Terkadang seseorang di awal sedang mengisi pengajian, dia mendapati niatnya ikhlas. Namun tatkala di tengah pengajian, disaat dia memandang bagaimana para pendengarnya terkagum-kagum dengan kefasihannya melontarkan dalil disaat itulah syaitan berperan aktif untuk merubah niatnya. Waspadalah wahai para saudaraku… sesungguhnya hanya sedikit yang selamat dari tipu daya syaitan.

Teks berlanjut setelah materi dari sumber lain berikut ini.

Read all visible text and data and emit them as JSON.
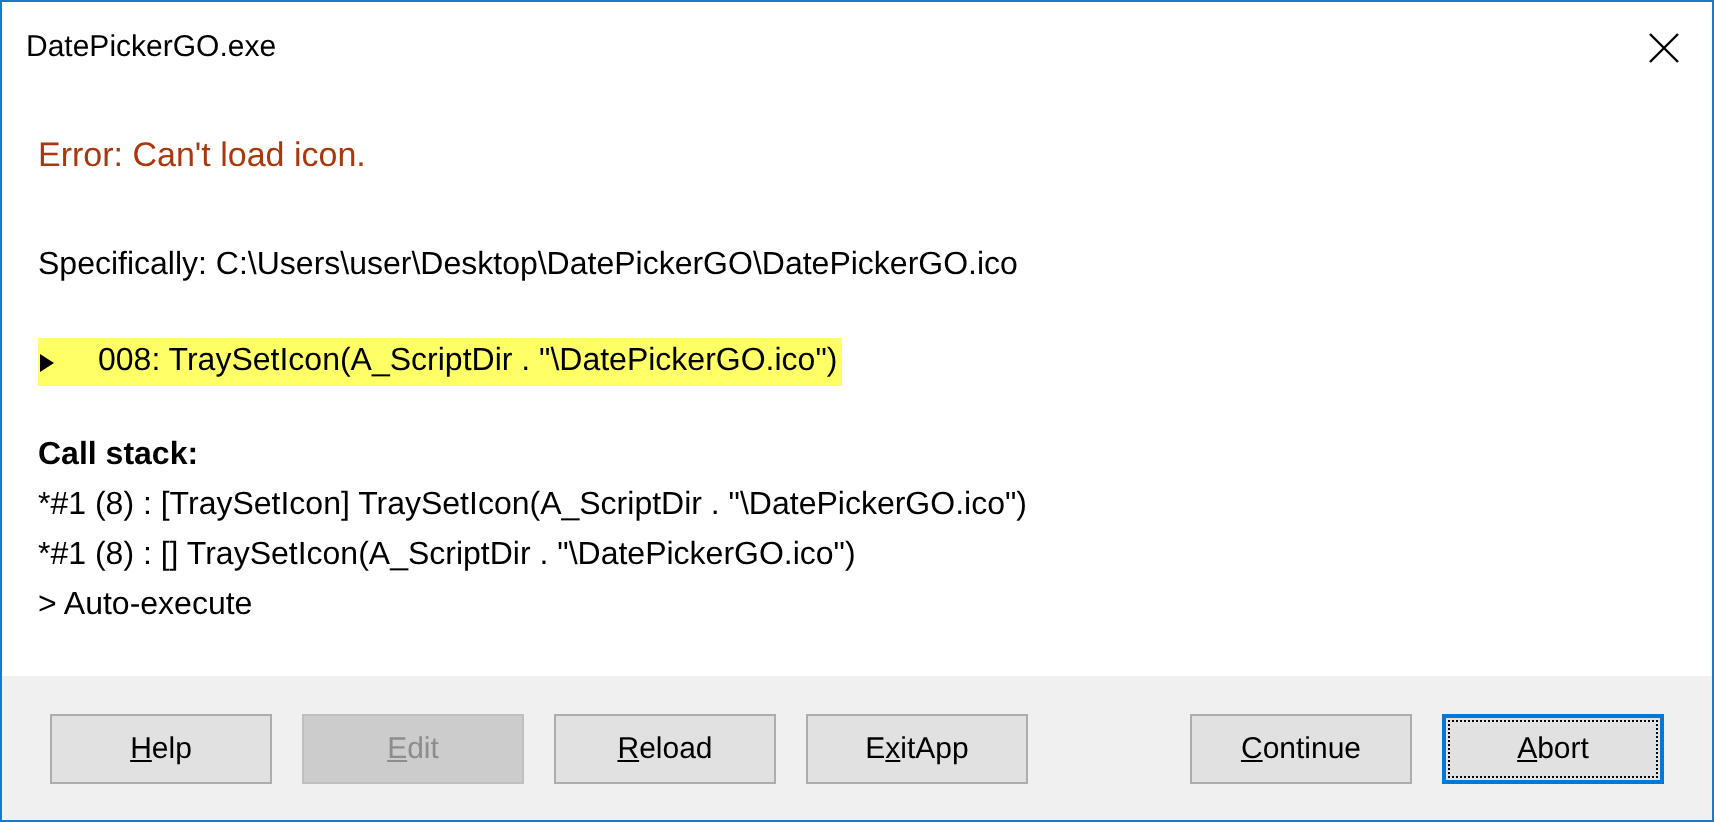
{
  "window": {
    "title": "DatePickerGO.exe"
  },
  "error": "Error: Can't load icon.",
  "specifically": "Specifically: C:\\Users\\user\\Desktop\\DatePickerGO\\DatePickerGO.ico",
  "current_line": {
    "text": "008: TraySetIcon(A_ScriptDir . \"\\DatePickerGO.ico\")",
    "highlighted": true
  },
  "call_stack": {
    "heading": "Call stack:",
    "lines": [
      "*#1 (8) : [TraySetIcon] TraySetIcon(A_ScriptDir . \"\\DatePickerGO.ico\")",
      "*#1 (8) : [] TraySetIcon(A_ScriptDir . \"\\DatePickerGO.ico\")",
      "> Auto-execute"
    ]
  },
  "left_buttons": [
    {
      "access_key": "H",
      "after": "elp",
      "disabled": false,
      "focused": false
    },
    {
      "access_key": "E",
      "after": "dit",
      "disabled": true,
      "focused": false
    },
    {
      "access_key": "R",
      "after": "eload",
      "disabled": false,
      "focused": false
    },
    {
      "before": "E",
      "access_key": "x",
      "after": "itApp",
      "disabled": false,
      "focused": false
    }
  ],
  "right_buttons": [
    {
      "access_key": "C",
      "after": "ontinue",
      "disabled": false,
      "focused": false
    },
    {
      "access_key": "A",
      "after": "bort",
      "disabled": false,
      "focused": true
    }
  ]
}
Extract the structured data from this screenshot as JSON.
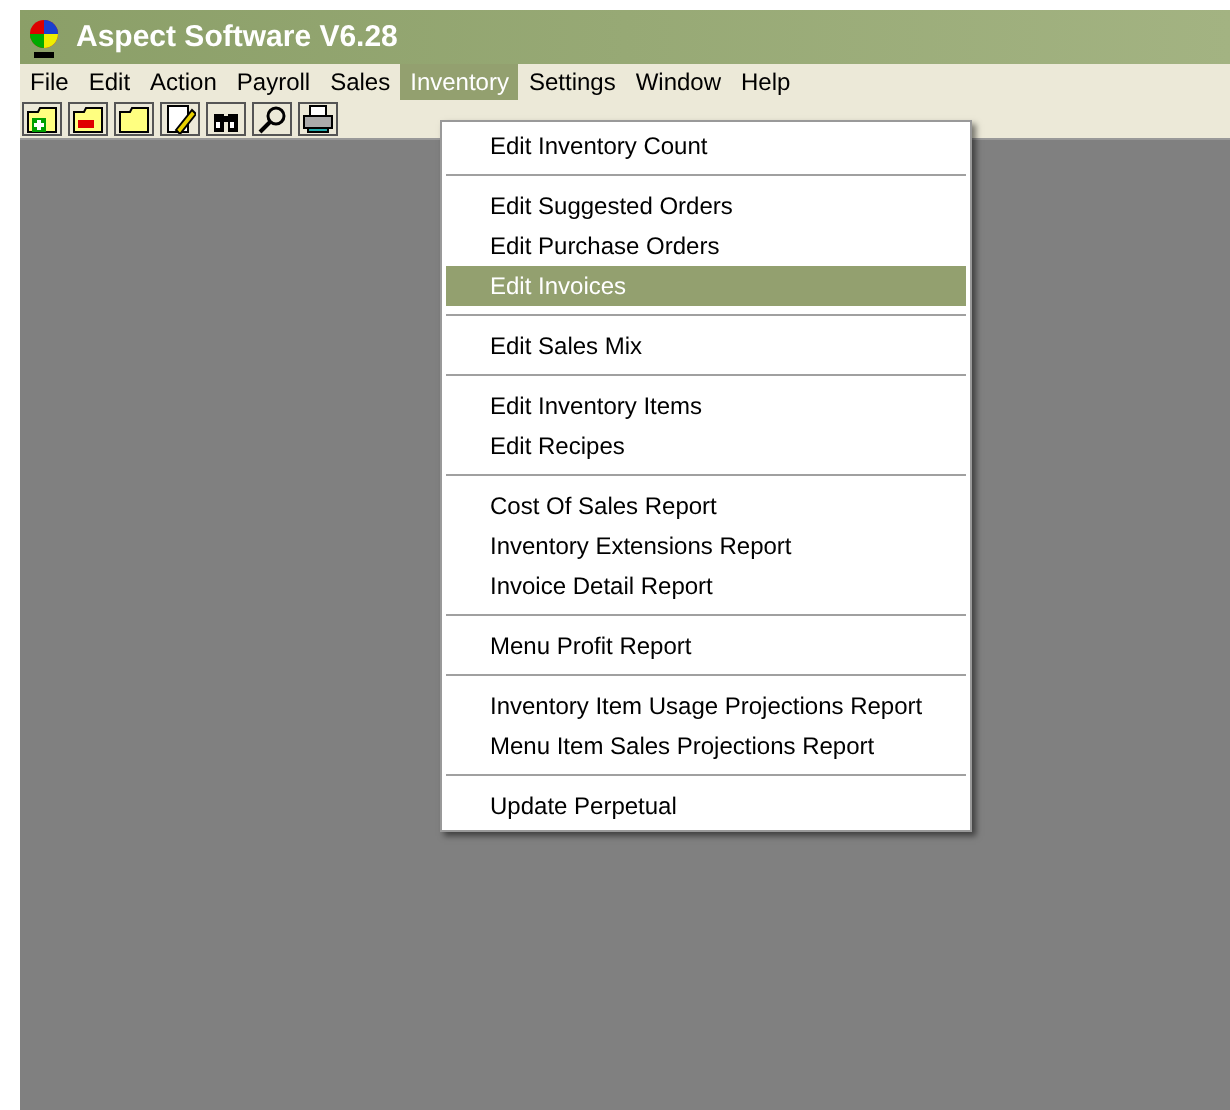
{
  "window": {
    "title": "Aspect Software V6.28"
  },
  "menu_bar": [
    {
      "label": "File",
      "selected": false
    },
    {
      "label": "Edit",
      "selected": false
    },
    {
      "label": "Action",
      "selected": false
    },
    {
      "label": "Payroll",
      "selected": false
    },
    {
      "label": "Sales",
      "selected": false
    },
    {
      "label": "Inventory",
      "selected": true
    },
    {
      "label": "Settings",
      "selected": false
    },
    {
      "label": "Window",
      "selected": false
    },
    {
      "label": "Help",
      "selected": false
    }
  ],
  "dropdown": {
    "groups": [
      [
        {
          "label": "Edit Inventory Count",
          "selected": false
        }
      ],
      [
        {
          "label": "Edit Suggested Orders",
          "selected": false
        },
        {
          "label": "Edit Purchase Orders",
          "selected": false
        },
        {
          "label": "Edit Invoices",
          "selected": true
        }
      ],
      [
        {
          "label": "Edit Sales Mix",
          "selected": false
        }
      ],
      [
        {
          "label": "Edit Inventory Items",
          "selected": false
        },
        {
          "label": "Edit Recipes",
          "selected": false
        }
      ],
      [
        {
          "label": "Cost Of Sales Report",
          "selected": false
        },
        {
          "label": "Inventory Extensions Report",
          "selected": false
        },
        {
          "label": "Invoice Detail Report",
          "selected": false
        }
      ],
      [
        {
          "label": "Menu Profit Report",
          "selected": false
        }
      ],
      [
        {
          "label": "Inventory Item Usage Projections Report",
          "selected": false
        },
        {
          "label": "Menu Item Sales Projections Report",
          "selected": false
        }
      ],
      [
        {
          "label": "Update Perpetual",
          "selected": false
        }
      ]
    ]
  }
}
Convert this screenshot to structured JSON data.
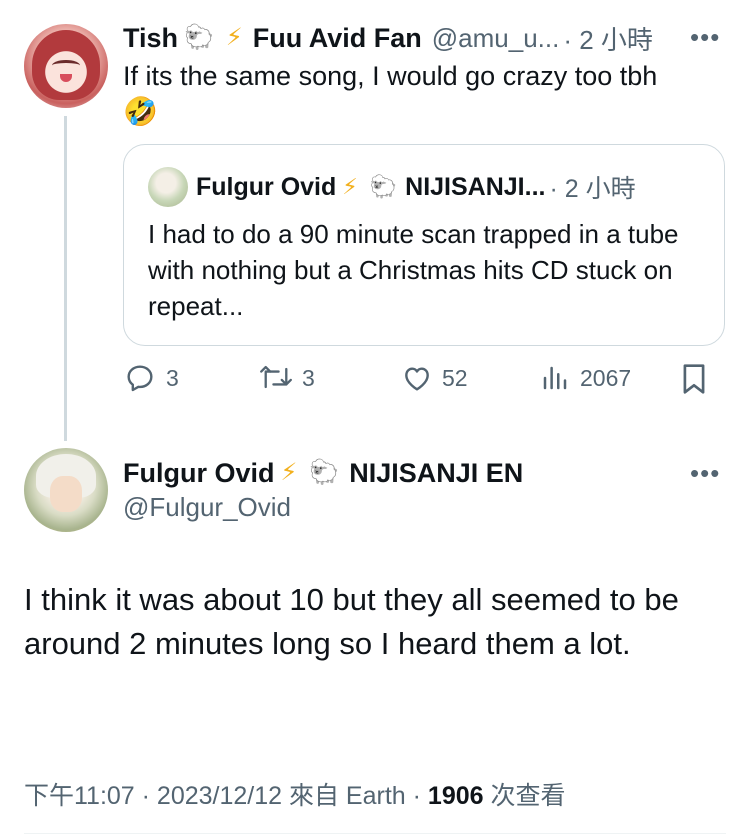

Sungguh benarlah perkataan Sufyan Ats-Tsauri, ”Saya tidak pernah menghadapi sesuatu yang lebih berat daripada niat, karena niat itu berbolak-balik (berubah-ubah)” (Hilyatul Auliya (7/ hal 5 dan 62), lihat Jami’ul ‘Ulul wal Hikam hal 70, tahqiq Al-Arnauth).

Kalau seseorang telah selamat dari tipu daya syaitan hingga selesai amalnya, ingatlah…syaitan tidak putus asa. Dia mulai menggelitik hati orang tersebut dan merayu orang tersebut untuk menceritakan amalan solehnya pada manusia, dan syaitan menipunya dengan berkata, ”Ini bukanlah riya…, supaya kamu bisa dicontohi manusia…”. Akhirnya terjebaklah orang tersebut dan diapun mengungkapkan kebaikan-kebaikannya dihadapan orang, maka bisa jadi diapun menceritakan kabaikan-kebaikannya pada manusia karena riya’, maka ini merupakan kecelakaan baginya, atau kalau tidak maka minimal pahalanya berkurang. Karena pahala amalan yang sirr (disembunyikan) lebih baik daripada amalan yang diketahui orang lain.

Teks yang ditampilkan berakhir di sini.